Kota Kotamobagu menjadi salah satu daerah yang dipilih sebagai lokasi pelaksanaan GPM. Pemerintah daerah pun mengimbau masyarakat memanfaatkan momentum tersebut untuk mendapatkan bahan pangan dengan harga yang lebih terjangkau.
Asisten Perekonomian dan Pembangunan Sekretariat Daerah Kota Kotamobagu, Noval Manoppo, S.E., M.M., mengatakan pelaksanaan GPM di Kotamobagu merupakan bagian dari agenda stabilisasi pangan yang dilakukan secara bersama oleh pemerintah provinsi dan kabupaten/kota.

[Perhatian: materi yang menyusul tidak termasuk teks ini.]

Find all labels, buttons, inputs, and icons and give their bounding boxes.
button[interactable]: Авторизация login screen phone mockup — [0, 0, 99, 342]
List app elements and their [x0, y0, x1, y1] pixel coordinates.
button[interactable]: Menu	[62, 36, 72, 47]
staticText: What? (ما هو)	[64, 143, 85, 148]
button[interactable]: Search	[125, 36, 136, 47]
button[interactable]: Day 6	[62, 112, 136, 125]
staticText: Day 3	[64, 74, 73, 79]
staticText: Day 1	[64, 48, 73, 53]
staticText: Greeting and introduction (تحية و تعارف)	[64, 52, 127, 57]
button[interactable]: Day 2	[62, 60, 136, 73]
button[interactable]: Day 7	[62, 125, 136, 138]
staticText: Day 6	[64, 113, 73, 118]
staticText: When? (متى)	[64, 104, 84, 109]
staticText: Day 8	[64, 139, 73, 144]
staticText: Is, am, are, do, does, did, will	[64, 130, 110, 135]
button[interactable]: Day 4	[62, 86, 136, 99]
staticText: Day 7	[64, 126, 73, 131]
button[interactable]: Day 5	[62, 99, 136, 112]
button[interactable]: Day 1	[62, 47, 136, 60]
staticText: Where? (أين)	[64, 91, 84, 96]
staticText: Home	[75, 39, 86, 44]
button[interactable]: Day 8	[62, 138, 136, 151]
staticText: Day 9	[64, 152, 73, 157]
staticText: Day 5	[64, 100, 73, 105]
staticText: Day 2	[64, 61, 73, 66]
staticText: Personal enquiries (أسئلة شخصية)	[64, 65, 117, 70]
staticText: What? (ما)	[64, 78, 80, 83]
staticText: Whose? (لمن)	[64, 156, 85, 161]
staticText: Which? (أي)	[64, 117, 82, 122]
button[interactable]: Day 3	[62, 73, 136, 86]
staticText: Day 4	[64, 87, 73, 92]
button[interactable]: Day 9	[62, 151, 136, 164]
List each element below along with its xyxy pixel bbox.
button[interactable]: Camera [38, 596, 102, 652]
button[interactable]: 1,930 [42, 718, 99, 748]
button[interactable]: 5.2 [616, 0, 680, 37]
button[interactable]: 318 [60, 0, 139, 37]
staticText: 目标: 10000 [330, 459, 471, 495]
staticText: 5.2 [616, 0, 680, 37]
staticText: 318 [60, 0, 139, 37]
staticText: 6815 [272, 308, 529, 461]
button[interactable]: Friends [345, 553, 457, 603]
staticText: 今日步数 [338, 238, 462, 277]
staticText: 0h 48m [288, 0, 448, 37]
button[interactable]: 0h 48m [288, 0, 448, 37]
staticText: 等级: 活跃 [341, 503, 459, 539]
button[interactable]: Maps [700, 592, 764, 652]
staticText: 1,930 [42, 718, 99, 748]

“Berdasarkan hasil rakor TPID Provinsi dan TPID Kabupaten Kota se-Sulawesi Utara, maka akan dilaksanakan Gerakan Pangan Murah di beberapa lokasi di kabupaten/kota, dan salah satunya di Kota Kotamobagu,” ujar Noval, Sabtu (19/9/2026).
GPM di Kotamobagu rencananya dipusatkan di Pasar 23 Maret Kotamobagu dan mulai dibuka sejak pukul 07.00 WITA. Masyarakat diharapkan dapat datang lebih awal untuk memanfaatkan komoditas pangan yang disediakan.
Salah satu komoditas utama yang disiapkan adalah cabai rawit dengan harga Rp57.000 per kilogram. Pemerintah Provinsi Sulawesi Utara menyiapkan stok sebanyak 330 kilogram untuk kegiatan tersebut.
“Rencananya kita mulai jam 7 pagi. Komoditas yang akan dijual adalah jenis cabai rawit dengan harga Rp57.000 per kilogram. Stok yang disiapkan pemerintah provinsi sebanyak 330 kilogram,” jelas Noval.
Menurutnya, GPM bukan sekadar menyediakan pangan dengan harga terjangkau, tetapi juga menjadi bagian dari langkah pemerintah menjaga keseimbangan antara ketersediaan stok dan harga komoditas di tengah masyarakat.
Pemerintah berharap masyarakat Kotamobagu dapat memanfaatkan kegiatan tersebut secara maksimal, khususnya untuk memperoleh cabai rawit dengan harga yang telah ditetapkan.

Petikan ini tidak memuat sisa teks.